MIMO-SPACE Short Description

In the last decade, the Multiple Input Multiple Output (MIMO) systems have attracted considerable attention in the wireless communications community, because the capacity of these systems increases linearly with the number of antennas used at the transmitter and/or receiver. From the channel capacity point of view, the MIMO technologies have been considered to go beyond the Shannon limit. Until now, these technologies have been extensively tested and verified in the terrestrial world propagation scenarios, being used in applications like wireless communications, in concordance with the standards IEEE-802.11n (WLAN), IEEE-802.16 (WiMax), Long Term Evolution (LTE), etc. However, in satellite or deep-space communications this technology has not been applied yet. 

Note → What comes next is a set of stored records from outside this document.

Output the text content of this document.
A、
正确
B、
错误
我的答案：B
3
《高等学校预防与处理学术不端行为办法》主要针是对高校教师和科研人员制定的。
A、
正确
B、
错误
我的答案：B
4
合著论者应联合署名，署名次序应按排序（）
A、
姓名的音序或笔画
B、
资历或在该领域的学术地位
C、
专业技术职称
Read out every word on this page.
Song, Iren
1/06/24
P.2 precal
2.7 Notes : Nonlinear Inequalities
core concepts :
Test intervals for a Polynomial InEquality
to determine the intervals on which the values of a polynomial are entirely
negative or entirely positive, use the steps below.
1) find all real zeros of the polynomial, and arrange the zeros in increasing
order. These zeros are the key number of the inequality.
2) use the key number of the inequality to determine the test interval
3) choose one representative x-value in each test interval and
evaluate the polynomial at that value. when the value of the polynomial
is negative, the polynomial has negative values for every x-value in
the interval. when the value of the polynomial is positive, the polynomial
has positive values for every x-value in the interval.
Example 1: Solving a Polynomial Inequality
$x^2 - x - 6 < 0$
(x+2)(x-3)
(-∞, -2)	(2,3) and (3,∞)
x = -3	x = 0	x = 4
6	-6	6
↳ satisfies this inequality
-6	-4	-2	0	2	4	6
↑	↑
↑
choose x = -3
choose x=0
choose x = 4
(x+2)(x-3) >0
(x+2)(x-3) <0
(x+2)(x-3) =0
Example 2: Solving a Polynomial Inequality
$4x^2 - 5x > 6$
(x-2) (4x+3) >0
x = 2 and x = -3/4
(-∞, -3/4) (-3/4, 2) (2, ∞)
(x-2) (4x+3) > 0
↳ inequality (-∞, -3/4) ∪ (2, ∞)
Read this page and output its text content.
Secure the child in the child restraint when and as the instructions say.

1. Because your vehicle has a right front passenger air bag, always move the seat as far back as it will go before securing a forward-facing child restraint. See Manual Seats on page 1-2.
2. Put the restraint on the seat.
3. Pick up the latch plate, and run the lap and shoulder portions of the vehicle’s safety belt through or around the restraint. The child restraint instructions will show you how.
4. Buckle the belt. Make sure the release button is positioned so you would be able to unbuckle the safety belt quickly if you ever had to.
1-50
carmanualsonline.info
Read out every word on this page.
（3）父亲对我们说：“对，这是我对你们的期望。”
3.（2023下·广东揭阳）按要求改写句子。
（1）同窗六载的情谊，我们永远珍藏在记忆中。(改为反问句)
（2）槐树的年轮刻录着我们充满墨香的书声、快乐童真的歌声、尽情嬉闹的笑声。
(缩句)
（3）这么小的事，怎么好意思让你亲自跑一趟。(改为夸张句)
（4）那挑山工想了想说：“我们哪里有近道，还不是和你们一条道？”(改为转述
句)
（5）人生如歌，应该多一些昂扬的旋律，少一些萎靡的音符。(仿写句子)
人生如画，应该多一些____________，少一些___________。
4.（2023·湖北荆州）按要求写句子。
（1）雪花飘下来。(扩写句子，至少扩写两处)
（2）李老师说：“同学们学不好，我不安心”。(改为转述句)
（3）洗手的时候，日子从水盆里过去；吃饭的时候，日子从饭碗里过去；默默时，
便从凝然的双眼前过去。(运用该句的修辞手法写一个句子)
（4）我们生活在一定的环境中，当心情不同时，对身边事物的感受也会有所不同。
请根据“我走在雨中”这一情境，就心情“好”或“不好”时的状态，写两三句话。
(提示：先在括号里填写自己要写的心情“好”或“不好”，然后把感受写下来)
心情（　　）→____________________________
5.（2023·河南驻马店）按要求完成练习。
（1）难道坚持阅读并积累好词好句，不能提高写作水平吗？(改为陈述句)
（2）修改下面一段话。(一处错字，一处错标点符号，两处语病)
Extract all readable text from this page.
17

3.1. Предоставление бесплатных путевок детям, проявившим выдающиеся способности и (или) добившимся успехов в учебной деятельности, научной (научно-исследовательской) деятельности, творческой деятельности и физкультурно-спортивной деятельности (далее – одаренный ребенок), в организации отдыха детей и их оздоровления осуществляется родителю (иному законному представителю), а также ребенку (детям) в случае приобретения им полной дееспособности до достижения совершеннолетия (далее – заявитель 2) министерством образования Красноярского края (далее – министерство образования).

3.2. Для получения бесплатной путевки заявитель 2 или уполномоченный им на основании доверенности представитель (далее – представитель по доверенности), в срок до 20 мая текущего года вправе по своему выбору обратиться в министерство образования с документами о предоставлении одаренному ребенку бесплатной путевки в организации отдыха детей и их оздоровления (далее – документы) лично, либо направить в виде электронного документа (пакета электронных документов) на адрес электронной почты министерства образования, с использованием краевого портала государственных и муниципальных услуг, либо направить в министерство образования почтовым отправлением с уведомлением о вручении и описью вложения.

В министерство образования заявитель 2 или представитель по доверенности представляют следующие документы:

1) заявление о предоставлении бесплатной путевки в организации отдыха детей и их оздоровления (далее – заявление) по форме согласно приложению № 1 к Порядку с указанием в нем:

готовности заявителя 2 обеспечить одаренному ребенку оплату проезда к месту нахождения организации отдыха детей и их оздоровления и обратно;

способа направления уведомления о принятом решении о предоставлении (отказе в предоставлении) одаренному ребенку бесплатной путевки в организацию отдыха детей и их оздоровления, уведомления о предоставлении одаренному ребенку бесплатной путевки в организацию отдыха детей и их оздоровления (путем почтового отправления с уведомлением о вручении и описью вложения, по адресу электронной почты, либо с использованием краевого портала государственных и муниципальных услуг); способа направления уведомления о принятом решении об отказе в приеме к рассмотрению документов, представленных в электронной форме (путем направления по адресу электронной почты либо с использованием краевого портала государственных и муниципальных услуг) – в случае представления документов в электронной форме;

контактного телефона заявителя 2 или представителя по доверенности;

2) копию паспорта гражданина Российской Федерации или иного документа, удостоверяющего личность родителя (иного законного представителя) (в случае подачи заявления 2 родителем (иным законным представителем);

This project aims to implement different spatial diversity techniques used in classical MIMO wireless communication systems. Our research concentrates on theoretical modelling, software development, system simulation and performances analysis, the project objectives being the development of:

- algorithms for different spatial diversity techniques,
- MIMO-LMS software simulator for satellite communications,
- MIMO-LMS hardware test-bed based on FPGA platforms and VHDL code for MIMO algorithms,
- MIMO-WSN software simulator for wireless sensor networks,
- MIMO-WSN hardware test-bed for wireless sensor networks using cooperative MIMO techniques.